La gabare venait de dépasser le coude. Elle nageait si vite, que, derrière elle, on voyait frémir la blanche traînée de son sillage, illuminé des feux du jour.

– Comme ils vont! répéta le patron, comme ils vont! il paraît que la paie est bonne. Je ne croyais pas, ajouta le patron, que des avirons de bois pussent se comporter mieux que les nôtres; mais, en voici là-bas qui me prouvent le contraire.

– Je crois bien! s’écria un des rameurs; ils sont douze et nous ne sommes que huit.

– Douze! fit Gourville, douze rameurs? Impossible!

Le chiffre de huit rameurs, pour une gabare, n’avait jamais été dépassé, même pour le roi.

On avait fait cet honneur à M. le surintendant bien plus encore par hâte que par respect.

– Que signifie cela? dit Gourville en cherchant à distinguer, sous la tente, qu’on apercevait déjà, les voyageurs, que l’œil le plus subtil n’eût pas encore réussi à reconnaître.

– Faut-il qu’ils soient pressés! Car ce n’est pas le roi, dit le patron.

Fouquet frissonna.

– À quoi voyez-vous que ce n’est pas le roi? dit Gourville.

– D’abord, parce qu’il n’y a pas de pavillon blanc aux fleurs de lis, que la gabare royale porte toujours.

– Et ensuite, dit M. Fouquet, parce qu’il est impossible que ce soit le roi, Gourville, attendu que le roi était encore hier à Paris.

Gourville répondit au surintendant par un regard qui signifiait: «Vous y étiez bien vous-même.»

– Et à quoi voit-on qu’ils sont pressés? ajouta-t-il pour gagner du temps.

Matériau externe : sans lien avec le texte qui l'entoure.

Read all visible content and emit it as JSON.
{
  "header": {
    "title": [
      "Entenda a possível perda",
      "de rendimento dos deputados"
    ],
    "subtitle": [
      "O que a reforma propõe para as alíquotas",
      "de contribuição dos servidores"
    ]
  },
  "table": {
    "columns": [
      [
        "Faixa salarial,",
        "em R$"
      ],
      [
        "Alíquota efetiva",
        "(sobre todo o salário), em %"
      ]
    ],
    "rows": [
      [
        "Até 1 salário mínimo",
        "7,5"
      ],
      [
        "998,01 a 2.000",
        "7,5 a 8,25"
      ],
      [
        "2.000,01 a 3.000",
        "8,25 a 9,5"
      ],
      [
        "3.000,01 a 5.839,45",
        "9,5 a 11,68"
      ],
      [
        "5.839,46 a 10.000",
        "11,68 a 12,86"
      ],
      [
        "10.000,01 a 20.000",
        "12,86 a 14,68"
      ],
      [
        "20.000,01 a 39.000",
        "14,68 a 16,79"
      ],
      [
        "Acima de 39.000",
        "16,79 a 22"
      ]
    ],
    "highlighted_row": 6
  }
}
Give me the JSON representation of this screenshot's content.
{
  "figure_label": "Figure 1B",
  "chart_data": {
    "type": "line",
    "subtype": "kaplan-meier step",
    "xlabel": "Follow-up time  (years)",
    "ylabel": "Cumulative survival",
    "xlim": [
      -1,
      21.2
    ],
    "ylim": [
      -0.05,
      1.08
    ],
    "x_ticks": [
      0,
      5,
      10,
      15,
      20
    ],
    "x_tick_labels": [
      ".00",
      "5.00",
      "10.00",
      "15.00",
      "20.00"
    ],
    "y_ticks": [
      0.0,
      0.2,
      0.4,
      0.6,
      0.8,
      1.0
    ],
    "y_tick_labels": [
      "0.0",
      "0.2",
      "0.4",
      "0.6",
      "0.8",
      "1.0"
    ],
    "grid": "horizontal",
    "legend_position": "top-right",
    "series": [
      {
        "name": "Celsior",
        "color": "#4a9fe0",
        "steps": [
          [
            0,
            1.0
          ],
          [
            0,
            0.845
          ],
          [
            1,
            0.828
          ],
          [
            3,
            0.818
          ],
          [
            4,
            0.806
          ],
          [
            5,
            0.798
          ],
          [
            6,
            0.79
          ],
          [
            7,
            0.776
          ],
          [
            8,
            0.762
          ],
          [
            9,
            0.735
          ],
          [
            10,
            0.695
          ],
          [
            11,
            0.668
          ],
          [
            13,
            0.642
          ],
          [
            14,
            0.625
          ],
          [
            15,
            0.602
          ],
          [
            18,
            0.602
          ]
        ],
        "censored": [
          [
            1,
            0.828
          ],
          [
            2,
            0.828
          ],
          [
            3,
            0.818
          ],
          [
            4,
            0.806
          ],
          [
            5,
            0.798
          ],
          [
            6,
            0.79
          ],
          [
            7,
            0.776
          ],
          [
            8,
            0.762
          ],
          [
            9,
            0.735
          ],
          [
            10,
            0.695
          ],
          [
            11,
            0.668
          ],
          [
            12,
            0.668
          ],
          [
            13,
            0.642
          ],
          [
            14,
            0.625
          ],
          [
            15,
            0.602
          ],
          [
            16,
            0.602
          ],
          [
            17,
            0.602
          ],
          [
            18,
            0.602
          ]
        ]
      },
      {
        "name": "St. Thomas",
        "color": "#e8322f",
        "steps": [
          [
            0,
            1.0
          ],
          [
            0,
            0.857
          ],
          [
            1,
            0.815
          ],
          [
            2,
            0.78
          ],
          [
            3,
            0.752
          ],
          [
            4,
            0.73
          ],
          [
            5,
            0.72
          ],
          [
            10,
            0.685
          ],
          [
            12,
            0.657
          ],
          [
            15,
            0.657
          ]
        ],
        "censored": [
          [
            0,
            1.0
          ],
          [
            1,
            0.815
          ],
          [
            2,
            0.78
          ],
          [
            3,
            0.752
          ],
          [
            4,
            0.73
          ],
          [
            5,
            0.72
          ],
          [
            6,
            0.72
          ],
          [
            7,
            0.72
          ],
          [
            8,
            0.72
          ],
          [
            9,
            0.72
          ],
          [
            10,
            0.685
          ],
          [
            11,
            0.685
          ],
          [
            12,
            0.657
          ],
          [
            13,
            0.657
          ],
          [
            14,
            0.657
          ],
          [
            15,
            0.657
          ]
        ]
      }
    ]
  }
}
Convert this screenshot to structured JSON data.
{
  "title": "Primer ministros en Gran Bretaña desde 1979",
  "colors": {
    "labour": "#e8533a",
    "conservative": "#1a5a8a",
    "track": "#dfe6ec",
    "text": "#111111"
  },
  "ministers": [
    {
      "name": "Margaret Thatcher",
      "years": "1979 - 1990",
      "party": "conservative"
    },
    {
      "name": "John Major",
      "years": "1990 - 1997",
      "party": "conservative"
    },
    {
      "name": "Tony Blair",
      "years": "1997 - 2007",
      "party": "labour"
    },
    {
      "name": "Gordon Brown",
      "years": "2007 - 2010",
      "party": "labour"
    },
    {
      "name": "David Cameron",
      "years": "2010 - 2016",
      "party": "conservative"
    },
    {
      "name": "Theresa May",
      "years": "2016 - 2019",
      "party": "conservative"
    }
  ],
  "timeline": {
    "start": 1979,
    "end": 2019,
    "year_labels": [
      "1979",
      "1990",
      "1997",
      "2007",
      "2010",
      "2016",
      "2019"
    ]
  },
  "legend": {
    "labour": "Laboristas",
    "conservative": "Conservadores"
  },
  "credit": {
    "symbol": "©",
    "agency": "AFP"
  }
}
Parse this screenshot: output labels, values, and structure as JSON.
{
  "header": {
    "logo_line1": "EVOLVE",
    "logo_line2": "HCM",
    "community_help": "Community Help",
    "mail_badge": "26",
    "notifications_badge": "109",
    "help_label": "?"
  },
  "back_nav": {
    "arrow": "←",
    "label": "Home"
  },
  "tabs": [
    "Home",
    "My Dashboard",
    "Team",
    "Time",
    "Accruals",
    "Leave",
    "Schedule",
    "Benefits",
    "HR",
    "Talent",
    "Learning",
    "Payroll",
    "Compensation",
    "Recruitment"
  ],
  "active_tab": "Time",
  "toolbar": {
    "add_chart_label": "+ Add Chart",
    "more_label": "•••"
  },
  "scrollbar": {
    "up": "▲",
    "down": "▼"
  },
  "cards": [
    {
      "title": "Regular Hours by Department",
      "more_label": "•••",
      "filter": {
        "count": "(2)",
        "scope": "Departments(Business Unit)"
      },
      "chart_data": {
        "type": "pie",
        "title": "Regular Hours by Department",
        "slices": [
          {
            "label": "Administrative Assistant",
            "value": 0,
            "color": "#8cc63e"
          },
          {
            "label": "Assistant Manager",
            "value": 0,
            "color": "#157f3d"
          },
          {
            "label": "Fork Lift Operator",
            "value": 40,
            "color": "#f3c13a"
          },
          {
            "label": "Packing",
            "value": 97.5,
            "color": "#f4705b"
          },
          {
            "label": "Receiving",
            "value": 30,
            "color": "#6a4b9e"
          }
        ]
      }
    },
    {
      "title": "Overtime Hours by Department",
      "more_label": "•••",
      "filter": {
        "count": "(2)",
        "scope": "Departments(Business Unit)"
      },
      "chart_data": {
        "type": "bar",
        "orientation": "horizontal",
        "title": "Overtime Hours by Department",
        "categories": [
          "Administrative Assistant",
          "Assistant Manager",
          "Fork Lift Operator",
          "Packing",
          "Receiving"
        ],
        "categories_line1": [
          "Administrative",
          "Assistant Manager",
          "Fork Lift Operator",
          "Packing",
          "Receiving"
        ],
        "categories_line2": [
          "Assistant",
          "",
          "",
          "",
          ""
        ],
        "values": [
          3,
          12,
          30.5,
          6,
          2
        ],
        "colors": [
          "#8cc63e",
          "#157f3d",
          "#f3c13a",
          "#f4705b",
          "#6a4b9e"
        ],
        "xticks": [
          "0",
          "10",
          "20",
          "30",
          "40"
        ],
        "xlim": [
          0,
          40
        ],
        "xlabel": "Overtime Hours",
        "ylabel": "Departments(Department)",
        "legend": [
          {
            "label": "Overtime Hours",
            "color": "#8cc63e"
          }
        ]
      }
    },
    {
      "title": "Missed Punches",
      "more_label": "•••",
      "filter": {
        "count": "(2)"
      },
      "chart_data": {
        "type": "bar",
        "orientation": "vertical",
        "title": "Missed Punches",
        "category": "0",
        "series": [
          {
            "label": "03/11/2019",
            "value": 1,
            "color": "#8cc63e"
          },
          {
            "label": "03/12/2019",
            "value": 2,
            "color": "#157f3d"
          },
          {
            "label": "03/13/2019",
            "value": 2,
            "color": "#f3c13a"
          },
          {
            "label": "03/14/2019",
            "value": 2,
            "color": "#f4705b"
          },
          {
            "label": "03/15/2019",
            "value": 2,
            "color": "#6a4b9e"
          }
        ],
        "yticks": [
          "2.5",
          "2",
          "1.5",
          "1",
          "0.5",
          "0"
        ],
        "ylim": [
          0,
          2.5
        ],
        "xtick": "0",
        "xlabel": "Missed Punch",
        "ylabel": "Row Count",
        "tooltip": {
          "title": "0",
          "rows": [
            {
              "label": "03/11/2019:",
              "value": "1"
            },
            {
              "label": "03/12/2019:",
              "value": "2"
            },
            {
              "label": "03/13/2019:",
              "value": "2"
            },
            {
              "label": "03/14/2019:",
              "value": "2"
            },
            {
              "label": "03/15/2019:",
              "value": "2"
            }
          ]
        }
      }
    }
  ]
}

– À ce que, monsieur, dit le patron, ces gens-là ont dû partir longtemps après nous, et qu’ils nous ont rejoints, ou à peu près.

– Bah! fit Gourville, qui vous dit qu’ils ne sont point partis de Beaugency ou de Niort même?

– Nous n’avons vu aucune gabare de cette force, si ce n’est à Orléans. Elle vient d’Orléans, monsieur, et se dépêche.

M. Fouquet et Gourville échangèrent un coup d’œil.

Le patron remarqua cette inquiétude. Gourville aussitôt pour lui donner le change:

– Quelque ami, dit-il qui aura gagé de nous rattraper; gagnons le pari, et ne nous laissons pas atteindre.

Le patron ouvrait la bouche pour répondre que c’était impossible, lorsque M. Fouquet, avec hauteur:

– Si c’est quelqu’un qui veut nous joindre, dit-il, laissons-le venir.

– On peut essayer, monseigneur, dit le patron timidement. Allons, vous autres, du nerf! nagez!

– Non, dit M. Fouquet, arrêtez tout court, au contraire.

– Monseigneur, quelle folie! interrompit Gourville en se penchant à son oreille.

– Tout court! répéta M. Fouquet. Les huit avirons s’arrêtèrent, et, résistant à l’eau, imprimèrent un mouvement rétrograde à la gabare. Elle était arrêtée.

Les douze rameurs de l’autre ne distinguèrent pas d’abord cette manœuvre, car ils continuèrent à lancer l’esquif si vigoureusement, qu’il arriva tout au plus à portée de mousquet. M. Fouquet avait la vue mauvaise; Gourville était gêné par le soleil, qui frappait ses yeux; le patron seul, avec cette habitude et cette netteté que donne la lutte contre les éléments, aperçut distinctement les voyageurs de la gabare voisine.